Dan and Tom survived war, coups and invasions, but in the end were lined up and shot along with their colleagues – Afghans along with the internationals, women with the men, their bodies robbed and left on the ground. The malicious accusation from the Taleban should not be allowed to malign the memory of these two extraordinary individuals.

AAN will be following the investigation into the killings and posting further blogs on it.

(1) One man left early and travelled out of Nuristan by a different route. Another survived the shootings.
(2) Dan stopped working with IAM in 2006, but he continued to work with other organisations in Afghanistan.

 

Update:

Here a few of the better obituaries and backgrounders:

Michael Semple,‘Killing of aid workers part of unravelling of Afghan society’, Irish Times, 9 August 2010, sheds light on the state of the insurgency in the area of the murder.

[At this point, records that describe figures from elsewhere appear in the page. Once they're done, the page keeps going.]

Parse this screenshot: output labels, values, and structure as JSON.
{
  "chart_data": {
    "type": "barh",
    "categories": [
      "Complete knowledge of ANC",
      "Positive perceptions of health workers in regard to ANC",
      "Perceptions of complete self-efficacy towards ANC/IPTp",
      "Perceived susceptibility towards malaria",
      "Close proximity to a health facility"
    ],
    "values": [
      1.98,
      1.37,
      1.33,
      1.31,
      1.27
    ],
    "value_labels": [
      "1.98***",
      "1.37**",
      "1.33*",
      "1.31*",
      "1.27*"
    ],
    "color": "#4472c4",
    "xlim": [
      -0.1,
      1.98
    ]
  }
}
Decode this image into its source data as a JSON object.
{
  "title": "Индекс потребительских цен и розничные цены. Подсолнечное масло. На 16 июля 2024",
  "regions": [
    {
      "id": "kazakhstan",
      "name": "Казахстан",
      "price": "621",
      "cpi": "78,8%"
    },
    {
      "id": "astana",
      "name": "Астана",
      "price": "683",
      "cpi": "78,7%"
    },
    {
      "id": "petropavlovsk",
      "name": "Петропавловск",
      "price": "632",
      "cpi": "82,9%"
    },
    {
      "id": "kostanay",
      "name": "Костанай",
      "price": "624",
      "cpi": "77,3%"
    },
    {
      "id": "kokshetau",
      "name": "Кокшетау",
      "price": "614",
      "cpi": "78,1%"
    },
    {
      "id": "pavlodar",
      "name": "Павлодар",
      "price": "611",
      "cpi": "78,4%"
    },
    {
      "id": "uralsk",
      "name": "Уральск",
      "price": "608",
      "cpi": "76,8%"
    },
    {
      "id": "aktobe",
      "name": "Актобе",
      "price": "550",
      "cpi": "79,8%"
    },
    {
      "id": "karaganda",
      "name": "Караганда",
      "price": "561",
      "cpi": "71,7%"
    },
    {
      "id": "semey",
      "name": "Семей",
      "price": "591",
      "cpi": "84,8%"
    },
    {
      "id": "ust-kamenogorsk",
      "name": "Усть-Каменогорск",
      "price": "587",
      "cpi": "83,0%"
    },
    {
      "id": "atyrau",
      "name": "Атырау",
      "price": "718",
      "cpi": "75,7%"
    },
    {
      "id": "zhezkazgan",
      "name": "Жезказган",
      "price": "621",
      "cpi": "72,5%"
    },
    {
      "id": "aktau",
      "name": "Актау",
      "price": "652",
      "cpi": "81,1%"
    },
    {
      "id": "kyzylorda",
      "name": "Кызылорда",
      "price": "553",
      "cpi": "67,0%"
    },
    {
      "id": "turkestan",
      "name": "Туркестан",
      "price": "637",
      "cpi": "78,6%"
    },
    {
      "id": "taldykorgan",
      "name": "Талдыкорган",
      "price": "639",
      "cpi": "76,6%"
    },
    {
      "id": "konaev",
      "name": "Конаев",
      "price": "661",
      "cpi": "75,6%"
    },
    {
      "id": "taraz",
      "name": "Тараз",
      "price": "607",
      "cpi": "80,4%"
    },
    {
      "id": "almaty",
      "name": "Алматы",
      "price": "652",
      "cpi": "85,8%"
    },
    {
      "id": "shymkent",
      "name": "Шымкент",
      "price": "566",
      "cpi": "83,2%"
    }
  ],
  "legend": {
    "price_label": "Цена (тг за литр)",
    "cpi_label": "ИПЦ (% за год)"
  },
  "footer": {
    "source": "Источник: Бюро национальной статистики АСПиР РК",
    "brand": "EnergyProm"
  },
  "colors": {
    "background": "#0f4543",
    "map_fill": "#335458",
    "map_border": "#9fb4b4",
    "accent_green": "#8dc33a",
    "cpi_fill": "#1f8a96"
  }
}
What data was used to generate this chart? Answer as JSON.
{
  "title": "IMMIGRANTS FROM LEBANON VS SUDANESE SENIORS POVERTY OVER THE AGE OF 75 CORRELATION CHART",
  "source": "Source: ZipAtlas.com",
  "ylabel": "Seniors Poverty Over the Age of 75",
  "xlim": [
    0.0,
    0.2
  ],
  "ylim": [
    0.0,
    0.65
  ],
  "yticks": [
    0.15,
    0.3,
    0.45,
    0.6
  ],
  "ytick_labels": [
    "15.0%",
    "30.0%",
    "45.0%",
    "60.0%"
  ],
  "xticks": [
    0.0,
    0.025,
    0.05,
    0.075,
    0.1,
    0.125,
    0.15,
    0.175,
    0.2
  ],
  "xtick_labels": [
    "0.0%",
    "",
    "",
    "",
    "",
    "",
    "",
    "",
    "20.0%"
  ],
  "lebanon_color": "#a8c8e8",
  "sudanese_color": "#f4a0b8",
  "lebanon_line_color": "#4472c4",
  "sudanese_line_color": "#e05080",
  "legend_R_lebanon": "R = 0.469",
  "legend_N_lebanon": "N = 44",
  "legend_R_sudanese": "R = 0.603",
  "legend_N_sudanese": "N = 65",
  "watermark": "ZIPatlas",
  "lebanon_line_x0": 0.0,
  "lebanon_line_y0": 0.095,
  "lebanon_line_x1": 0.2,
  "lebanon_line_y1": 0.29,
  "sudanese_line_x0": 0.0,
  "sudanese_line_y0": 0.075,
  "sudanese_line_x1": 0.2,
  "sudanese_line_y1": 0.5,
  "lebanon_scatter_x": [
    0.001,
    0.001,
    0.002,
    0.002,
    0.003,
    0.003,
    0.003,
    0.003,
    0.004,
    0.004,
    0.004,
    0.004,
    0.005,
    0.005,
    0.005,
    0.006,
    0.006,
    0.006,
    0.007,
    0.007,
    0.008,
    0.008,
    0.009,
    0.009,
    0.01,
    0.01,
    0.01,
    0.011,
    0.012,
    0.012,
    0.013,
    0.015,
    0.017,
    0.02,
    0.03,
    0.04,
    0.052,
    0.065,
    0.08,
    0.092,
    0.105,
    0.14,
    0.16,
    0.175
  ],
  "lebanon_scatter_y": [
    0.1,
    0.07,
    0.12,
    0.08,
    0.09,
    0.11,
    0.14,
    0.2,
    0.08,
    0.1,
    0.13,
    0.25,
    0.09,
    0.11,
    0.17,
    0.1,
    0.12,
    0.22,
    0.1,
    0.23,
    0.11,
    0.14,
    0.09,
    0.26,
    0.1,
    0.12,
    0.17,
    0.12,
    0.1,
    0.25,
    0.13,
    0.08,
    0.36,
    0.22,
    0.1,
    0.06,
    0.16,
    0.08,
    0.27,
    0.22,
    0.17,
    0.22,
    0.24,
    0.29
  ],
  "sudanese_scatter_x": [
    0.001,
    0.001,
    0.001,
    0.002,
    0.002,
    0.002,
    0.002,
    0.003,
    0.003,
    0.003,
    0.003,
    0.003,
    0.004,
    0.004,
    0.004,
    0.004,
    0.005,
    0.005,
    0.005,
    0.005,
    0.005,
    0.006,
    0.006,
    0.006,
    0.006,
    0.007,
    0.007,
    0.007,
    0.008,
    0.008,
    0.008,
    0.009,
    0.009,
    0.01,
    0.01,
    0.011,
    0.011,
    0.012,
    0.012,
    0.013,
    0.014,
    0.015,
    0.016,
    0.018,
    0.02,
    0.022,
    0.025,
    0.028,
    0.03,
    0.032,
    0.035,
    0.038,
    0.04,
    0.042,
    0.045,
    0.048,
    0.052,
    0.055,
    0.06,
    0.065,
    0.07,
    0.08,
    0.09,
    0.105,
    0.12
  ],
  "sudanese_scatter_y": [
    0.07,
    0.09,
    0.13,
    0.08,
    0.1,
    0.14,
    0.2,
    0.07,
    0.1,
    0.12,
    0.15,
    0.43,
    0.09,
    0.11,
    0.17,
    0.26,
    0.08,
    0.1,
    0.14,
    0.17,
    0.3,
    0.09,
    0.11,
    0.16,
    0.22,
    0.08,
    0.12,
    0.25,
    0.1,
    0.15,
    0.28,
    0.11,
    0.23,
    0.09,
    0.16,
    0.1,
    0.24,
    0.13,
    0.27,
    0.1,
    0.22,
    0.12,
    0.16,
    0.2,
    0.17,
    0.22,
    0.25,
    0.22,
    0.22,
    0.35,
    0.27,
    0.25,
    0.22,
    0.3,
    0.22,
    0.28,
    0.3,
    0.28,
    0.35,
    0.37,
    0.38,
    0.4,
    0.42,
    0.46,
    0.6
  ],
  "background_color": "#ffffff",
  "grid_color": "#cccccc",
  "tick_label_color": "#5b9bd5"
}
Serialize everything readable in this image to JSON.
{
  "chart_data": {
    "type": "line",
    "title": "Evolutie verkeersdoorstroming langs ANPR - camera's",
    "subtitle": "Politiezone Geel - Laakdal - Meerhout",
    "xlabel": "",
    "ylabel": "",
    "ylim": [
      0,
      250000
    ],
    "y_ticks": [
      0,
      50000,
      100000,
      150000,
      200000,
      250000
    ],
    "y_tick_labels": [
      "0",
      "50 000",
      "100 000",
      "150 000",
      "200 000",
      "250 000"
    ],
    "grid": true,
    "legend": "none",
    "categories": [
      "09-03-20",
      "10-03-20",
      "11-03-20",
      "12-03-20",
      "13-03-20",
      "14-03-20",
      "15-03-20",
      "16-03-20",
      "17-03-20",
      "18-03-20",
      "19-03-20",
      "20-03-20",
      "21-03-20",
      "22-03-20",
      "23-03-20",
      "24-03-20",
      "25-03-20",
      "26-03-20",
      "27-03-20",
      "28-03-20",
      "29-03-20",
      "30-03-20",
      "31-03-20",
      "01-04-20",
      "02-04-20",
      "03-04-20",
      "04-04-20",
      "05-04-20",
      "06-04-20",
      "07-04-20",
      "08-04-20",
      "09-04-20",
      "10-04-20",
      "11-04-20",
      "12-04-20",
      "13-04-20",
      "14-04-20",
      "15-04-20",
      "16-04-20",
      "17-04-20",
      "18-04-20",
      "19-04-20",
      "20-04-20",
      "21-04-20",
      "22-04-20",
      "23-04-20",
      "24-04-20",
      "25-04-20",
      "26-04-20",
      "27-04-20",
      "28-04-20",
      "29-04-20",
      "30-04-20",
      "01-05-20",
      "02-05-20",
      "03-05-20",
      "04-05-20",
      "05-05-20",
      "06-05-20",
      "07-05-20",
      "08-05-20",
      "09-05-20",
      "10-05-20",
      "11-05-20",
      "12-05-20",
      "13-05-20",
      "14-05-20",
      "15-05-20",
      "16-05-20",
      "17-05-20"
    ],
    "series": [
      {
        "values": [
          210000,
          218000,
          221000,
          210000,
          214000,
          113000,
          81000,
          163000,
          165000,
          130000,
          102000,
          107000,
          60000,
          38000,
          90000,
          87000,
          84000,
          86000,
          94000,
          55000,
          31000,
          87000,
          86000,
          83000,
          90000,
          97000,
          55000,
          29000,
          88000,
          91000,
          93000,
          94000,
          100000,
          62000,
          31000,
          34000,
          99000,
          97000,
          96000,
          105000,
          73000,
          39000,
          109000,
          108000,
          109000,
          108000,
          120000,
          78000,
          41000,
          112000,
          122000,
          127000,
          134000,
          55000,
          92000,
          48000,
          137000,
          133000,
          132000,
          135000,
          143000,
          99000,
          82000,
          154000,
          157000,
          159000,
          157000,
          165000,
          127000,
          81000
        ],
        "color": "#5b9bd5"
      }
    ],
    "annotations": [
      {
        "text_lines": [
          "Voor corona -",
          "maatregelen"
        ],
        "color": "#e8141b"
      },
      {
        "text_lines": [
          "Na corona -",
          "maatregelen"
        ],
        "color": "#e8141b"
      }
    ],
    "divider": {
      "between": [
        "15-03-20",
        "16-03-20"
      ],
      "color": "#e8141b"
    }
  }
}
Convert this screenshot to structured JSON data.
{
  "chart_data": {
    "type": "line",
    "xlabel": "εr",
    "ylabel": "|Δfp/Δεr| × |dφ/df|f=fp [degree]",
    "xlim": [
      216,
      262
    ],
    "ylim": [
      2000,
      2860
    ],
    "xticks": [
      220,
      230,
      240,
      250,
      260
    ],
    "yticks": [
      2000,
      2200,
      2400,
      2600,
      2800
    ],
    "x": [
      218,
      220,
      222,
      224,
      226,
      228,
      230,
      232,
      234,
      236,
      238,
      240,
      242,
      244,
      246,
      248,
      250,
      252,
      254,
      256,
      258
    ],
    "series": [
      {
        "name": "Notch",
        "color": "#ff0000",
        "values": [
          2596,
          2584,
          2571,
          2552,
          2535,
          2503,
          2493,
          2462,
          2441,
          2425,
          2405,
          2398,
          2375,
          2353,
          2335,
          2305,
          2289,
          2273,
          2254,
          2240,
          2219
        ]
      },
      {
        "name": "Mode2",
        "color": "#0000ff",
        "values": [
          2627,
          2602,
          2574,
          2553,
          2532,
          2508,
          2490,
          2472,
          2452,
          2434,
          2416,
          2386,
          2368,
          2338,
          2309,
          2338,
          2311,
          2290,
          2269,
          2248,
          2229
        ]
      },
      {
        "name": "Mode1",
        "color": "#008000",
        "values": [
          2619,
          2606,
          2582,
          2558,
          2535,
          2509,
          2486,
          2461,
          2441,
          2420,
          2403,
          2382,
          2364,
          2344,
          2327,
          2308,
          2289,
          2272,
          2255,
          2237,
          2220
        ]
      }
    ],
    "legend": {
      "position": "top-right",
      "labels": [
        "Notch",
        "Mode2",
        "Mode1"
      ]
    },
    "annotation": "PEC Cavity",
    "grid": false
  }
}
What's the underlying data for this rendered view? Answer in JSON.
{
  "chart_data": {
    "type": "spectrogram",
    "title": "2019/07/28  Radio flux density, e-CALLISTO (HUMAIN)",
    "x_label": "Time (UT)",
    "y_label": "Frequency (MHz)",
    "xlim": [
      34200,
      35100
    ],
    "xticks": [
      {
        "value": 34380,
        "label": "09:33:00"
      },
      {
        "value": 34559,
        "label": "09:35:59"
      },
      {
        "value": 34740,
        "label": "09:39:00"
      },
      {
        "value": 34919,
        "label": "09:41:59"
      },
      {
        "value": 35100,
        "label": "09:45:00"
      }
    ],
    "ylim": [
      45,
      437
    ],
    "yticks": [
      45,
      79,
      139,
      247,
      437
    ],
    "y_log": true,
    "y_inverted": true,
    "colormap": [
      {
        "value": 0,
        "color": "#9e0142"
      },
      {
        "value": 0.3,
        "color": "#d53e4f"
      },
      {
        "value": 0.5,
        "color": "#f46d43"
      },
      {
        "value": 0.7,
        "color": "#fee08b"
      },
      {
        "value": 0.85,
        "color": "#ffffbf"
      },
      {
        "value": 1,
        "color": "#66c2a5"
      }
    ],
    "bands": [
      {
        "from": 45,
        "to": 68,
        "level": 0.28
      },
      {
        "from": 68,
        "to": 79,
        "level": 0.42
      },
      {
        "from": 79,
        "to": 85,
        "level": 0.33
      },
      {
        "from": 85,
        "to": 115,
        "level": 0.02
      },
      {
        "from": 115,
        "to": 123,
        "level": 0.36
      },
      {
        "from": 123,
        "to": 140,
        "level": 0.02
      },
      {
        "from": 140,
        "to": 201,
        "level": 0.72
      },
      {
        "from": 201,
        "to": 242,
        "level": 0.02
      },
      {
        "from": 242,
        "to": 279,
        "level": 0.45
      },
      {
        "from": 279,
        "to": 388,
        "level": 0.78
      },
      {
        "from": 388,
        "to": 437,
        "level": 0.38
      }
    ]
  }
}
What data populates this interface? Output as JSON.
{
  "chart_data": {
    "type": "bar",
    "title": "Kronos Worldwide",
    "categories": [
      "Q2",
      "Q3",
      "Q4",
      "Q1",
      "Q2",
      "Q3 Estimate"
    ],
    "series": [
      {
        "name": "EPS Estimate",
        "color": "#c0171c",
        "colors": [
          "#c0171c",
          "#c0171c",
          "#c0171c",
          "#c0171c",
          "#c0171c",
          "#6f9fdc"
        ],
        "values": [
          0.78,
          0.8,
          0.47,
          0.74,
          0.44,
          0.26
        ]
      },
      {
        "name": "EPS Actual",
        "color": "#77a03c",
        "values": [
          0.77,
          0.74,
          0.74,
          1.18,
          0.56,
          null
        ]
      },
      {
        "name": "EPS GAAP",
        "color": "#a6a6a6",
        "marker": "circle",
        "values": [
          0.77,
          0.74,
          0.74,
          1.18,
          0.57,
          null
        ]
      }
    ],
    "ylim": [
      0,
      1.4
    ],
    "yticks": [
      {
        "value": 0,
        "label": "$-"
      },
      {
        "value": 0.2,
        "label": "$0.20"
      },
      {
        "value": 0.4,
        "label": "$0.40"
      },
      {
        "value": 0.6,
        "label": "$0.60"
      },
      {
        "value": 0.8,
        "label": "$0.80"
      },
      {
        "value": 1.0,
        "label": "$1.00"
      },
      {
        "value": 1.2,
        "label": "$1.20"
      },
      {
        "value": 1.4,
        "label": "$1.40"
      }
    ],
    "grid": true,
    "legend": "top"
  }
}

Joshua Partlow,‘Living by faith, dying in Afghanistan’, Washington Post, 9 August 2010, with the story of the only survivor.

Our frequent contributor Christoph Reuter, ‘Daniela B. wollte nur Afghanistan verstehen’, Stern.de, 9 August 2010, tells the story of the German linguist killed with the group who was on their way to contribute to an IAM project to save the Wakhi language. (An English version will follow on this site soon.)

Another of our frequent contributors, freelancer Willi Germund, writes in Berliner Zeitung (9 August, in German):

‘There were times once when the Taleban met represenatives of other religions with deep respect. But this approach fell victim to the fanaticism of war – one of the tragic results of this conflict. Another one is the completely misleading idea of some Western strategists to integrate development and reconstrution aid into a military concept. It is a shame that, by this, aid workers are pressed into a pattern of black-and-white and foe-and-friend by the conflict parties. […] We have to wait for the questioning of the only survivor. In Afghanistan one experiences very often that there are complicated stories behind seemingly irrational violent deeds.’